Am späten Nachmittag legte der Kahn ab, vollgestopft mit schweren Trucks, Bussen, einigen PKW’s und vielen Motorrädern. Auf den Passagierdecks gab es viel Platz. Wir richteten uns auf dem freien Oberdeck ein, gegen den Hunger und Durst holten wir uns etwas am Schiffskiosk, Quicksoup mit Nudeln (überraschend gut!) und Mineralwasser.

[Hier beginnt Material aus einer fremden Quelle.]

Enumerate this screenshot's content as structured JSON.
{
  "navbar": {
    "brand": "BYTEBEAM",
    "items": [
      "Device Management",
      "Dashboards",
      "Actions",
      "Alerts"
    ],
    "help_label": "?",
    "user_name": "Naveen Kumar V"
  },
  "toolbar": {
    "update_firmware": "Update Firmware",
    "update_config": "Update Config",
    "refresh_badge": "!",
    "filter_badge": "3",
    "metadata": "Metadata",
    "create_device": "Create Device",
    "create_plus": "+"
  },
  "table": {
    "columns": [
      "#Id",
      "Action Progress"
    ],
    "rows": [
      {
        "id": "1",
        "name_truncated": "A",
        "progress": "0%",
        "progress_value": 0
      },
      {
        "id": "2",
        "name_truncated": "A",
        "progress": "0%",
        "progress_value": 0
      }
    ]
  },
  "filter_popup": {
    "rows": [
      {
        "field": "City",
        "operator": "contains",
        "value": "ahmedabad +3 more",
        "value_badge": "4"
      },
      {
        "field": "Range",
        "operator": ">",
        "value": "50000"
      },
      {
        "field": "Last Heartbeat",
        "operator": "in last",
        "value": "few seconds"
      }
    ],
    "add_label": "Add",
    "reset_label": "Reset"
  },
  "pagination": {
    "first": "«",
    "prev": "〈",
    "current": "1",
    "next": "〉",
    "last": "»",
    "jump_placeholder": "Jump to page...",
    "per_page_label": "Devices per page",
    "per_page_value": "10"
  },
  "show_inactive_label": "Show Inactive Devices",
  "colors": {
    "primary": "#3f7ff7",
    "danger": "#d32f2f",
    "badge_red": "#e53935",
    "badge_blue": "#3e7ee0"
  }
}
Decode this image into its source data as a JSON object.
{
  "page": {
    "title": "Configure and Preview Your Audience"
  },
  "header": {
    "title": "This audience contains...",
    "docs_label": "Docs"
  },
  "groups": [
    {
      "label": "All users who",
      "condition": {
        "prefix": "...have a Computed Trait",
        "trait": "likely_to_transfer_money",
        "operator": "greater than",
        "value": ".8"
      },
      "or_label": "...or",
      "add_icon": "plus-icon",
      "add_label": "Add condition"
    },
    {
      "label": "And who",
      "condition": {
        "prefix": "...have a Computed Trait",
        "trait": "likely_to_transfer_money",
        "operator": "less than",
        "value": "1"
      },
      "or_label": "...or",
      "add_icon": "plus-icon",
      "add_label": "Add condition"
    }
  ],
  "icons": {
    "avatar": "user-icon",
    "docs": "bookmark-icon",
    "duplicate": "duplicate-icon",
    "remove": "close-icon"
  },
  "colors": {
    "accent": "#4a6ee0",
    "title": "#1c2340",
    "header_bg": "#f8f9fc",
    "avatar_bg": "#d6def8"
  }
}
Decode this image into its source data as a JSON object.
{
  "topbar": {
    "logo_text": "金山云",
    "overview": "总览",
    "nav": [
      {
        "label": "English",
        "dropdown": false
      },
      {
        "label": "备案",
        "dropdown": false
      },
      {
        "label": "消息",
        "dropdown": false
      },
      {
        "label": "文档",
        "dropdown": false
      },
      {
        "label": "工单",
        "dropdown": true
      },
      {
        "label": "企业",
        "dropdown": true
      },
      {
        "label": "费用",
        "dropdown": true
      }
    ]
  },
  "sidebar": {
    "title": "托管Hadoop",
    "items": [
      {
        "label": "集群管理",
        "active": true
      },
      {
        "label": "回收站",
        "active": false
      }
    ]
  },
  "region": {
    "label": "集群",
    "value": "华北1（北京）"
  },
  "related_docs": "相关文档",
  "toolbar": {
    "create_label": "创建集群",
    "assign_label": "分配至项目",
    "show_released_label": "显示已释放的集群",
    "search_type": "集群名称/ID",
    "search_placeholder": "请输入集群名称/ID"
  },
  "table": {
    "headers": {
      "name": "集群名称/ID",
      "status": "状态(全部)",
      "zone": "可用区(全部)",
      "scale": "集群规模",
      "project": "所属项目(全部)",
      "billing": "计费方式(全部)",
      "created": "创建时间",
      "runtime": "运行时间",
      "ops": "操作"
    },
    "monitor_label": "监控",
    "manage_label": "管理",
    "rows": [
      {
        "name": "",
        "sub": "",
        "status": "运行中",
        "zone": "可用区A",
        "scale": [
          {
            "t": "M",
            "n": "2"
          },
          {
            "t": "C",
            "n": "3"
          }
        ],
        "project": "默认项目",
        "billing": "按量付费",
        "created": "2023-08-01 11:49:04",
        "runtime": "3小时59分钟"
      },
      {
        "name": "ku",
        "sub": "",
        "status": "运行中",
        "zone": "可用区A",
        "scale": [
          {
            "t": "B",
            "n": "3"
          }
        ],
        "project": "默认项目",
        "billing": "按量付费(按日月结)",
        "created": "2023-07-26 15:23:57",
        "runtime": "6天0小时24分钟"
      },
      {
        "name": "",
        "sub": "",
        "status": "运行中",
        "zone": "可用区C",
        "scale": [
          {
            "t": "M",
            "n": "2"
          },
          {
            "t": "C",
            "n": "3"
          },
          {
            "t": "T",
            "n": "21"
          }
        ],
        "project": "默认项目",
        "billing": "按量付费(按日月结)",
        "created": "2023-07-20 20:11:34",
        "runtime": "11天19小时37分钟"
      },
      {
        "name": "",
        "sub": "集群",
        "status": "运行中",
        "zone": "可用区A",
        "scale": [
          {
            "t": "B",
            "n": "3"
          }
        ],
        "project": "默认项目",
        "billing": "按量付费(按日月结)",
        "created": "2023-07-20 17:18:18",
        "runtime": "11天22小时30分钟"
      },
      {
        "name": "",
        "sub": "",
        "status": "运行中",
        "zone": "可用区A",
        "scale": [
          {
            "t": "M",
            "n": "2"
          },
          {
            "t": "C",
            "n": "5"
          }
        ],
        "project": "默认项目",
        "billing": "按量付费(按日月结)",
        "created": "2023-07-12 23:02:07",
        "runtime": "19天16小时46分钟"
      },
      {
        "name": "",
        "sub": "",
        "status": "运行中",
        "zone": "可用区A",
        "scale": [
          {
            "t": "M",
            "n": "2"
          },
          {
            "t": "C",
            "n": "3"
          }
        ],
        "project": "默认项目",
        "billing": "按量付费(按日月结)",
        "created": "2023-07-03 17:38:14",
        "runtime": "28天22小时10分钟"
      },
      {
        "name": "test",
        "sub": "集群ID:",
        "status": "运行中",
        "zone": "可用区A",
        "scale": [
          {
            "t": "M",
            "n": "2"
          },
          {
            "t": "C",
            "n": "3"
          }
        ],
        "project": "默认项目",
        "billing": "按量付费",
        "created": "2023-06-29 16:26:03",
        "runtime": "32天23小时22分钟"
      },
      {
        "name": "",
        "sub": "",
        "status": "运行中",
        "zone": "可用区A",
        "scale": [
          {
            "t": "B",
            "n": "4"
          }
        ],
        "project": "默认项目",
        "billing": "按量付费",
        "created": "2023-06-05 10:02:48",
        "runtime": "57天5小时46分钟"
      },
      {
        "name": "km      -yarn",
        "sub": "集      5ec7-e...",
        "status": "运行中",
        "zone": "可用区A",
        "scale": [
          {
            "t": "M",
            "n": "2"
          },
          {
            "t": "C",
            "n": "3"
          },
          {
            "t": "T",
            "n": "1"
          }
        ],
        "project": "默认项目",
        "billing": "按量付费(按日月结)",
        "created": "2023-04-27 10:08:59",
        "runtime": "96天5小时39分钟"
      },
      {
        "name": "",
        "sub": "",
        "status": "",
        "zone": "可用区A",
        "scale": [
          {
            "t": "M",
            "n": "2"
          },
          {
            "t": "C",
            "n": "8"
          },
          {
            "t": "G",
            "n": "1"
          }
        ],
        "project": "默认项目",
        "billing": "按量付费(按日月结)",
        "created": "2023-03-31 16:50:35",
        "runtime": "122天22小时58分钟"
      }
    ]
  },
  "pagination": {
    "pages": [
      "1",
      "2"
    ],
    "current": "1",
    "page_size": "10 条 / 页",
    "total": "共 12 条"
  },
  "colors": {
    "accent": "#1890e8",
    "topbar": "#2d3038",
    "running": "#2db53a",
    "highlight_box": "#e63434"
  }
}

Die Nacht brach herein, es war warm, und uns präsentierte sich der fantastische südliche Sternenhimmel, mit der (gegenüber der nördliche Hemisphäre) viel heller erscheinenden Milchstrasse. Hoch oben das berühmte Sternbild „Kreuz des Südens“, das früher für die Seefahrer eine wichtige Orientierungshilfe für die Navigation war.
Noch vor 22 Uhr legte die Fähre in Padangbai an. Keine zehn Minuten an Land, hatten wir bereits ein Hotel gefunden. Es lag gleich neben dem Hafen und kostete 200’000 IR pro Zimmer. Der junge Mann, der uns das Hotel vermittelte, besorgte uns auch gleich einen Fahrer für den nächsten Tag. 600’000 IR (CHF 46) würde uns die Angelegenheit kosten (ganzer Tag, Benzin inbegriffen).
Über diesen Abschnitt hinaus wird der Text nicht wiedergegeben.